They disagree about purpose and avoid addressing these disagreements or may not know how to resolve them.
They do not know how to measure the desired outcome and stick to easy metrics. This is problematic because measurement drives behavior: people focus on achieving what’s measured, not necessarily what's truly matter.
What are the most common problems with KPIs?
Their absence. Here are my top 5:
No rewards for achieving KPIs.
People do not have full control over the outcome. For example, “Increase funding by 20%” is flawed if it depends more on donors than the NGO employee’s actions.
Overly complex measurements. When it’s unclear how to improve a KPI, like “Increase customer satisfaction,” people struggle to act effectively.
KPIs drive competition and pit partners against each other because the rewards are not shared and inclusive.
Simple metrics are unfair for smaller organizations and can disadvantage and demotivate them.
I cover all these challenges and solutions in my workshop. For now, let me share a tip to address one aspect: how to use KPIs to motivate collaborative behavior. For more insights, check out Behn’s chapter, “Linking Measurement to Motivation.”

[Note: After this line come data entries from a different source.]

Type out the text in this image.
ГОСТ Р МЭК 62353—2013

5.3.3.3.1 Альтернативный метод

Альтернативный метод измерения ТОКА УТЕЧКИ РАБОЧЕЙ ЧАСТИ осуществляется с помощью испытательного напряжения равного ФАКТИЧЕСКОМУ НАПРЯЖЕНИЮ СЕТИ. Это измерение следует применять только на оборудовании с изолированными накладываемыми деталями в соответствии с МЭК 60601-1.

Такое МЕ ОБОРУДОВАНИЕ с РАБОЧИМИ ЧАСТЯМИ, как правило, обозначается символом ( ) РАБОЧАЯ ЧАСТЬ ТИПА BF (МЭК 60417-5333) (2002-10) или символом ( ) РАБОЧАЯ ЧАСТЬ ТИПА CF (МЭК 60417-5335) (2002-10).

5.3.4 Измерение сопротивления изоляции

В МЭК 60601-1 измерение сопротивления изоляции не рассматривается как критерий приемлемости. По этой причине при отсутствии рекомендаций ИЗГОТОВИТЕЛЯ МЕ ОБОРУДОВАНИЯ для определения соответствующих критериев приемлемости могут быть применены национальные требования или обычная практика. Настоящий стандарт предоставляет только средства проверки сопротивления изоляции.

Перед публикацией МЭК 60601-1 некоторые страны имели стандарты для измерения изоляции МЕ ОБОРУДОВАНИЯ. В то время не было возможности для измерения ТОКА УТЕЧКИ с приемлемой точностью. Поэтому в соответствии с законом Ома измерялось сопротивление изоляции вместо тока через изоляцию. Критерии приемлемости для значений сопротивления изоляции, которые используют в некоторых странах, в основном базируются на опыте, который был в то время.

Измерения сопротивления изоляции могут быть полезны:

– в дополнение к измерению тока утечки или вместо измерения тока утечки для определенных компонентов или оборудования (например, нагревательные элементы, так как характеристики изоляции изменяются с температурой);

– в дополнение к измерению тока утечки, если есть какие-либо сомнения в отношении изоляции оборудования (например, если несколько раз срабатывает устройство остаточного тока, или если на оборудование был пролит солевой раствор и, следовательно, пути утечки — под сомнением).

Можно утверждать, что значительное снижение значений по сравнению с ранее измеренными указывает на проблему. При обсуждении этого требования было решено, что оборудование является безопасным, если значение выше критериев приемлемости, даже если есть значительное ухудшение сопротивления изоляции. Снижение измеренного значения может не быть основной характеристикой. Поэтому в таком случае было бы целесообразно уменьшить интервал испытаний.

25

Step 1: Start with one measure only
Think about the behavior you need to motivate. Behn suggests, “Start by thinking about motivation instead of measurement. Your measurements might be complex if you want to evaluate, but if you want to motivate—keep them simple.”
What are the outputs of this behavior? Ensure they depend on effort, not on external circumstances (see the funding example above).
Choose a noncontroversial output. It should not create disagreements and will serve as the foundation for the next steps. For example, in schools, improved math scores are a good starting measure, whereas implementing standardized tests for sexual education is not.
Decide how to measure it: mean, median, or percentile? Each method motivates different behaviors. Behn provides a great example: If a school uses average scores to track progress, every student’s score matters equally, so teachers focus on students most likely to improve. If the bottom 10th-percentile score is used, only improvements from the lowest-performing students count, encouraging teachers to focus on those struggling the most.
Focus on progress, not absolute results. For instance, “5% increase in tasks finished on time” is better than “95% of tasks finished on time.”
Set a realistic maximum standard. For example, expecting 100% of projects to be completed on time and within budget is often unrealistic, so aim for achievable targets.
A poor evaluative measure can still be an excellent motivational measure. Behn provides a great example: daily attendance in schools. While daily attendance is a terrible evaluative measure—it reflects neither outcomes nor outputs—it is a strong motivational tool. Increasing attendance encourages schools to take meaningful actions, like making school more engaging, collaborating with parents, and improving the learning environment - and it will improve the quality of education too.
Don’t worry if your motivational measure feels simplistic—you’ll add more indicators in Step 3.
Step 2: Set Rewards
Avoid monetary rewards. They don’t work for motivation and often make things worse in the long run. There’s plenty of research proving the ineffectiveness of monetary incentives, yet managers still insist on using them. Just don’t. There are many alternatives; Behn provides a nice and counterintuitive example: ask the “winners” to help the “losers.” Instead of rewarding top performers with money, give them additional responsibility by asking them to support those who are struggling. This approach achieves two things:
It transforms top performers into role models, leaders, and heroes.
It creates a valuable learning loop within the team.
Reward team behavior to encourage team behavior. For instance, offer recognition or awards for achieving shared goals of the working group or a whole partnership. A district might receive an award when all its schools reach a maximum achievable standard in daily attendance.
Don’t arbitrarily limit the number of winners. For example, if you only reward the top five performers, you risk fostering competition and harming motivation. If you’re not using monetary rewards—and you shouldn’t—there’s no reason to limit recognition. This way, you encourage collaboration rather than competition.
Step 3: Create a hierarchy of goals
What comes next after achieving the maximum standard for your first, simple goal? Repeat the first two steps to build a hierarchy of goals. This approach allows you to tailor KPIs to organizations of different sizes and stages of development, avoiding “winners” and “losers” while fostering a sense of progress.
Use the hierarchy as a path for improvement. Once you’ve completed these three steps, set achievable goals for the next period for each partner or working group. Start with measure #1, gradually increasing their targets until they reach the maximum achievable standard. Then, move on to measure #2 in your hierarchy, and so on. It does not have to be complicated, here is an example from a large information-sharing network:
Increase event attendance by 10% each quarter until at least 80% of partners attend each event for three consecutive sessions.
Prepare Minutes of Meetings within two days of each event and encourage attendees to share them with their directors or decision-makers.
Run quarterly surveys for directors and decision-makers within the organizations, aiming for a 40% response rate.
Once the hierarchy of goals is in place, consider what other measures you need. These additional measures aren’t rewarded—they’re used to monitor for any unintended or unforeseen outcomes.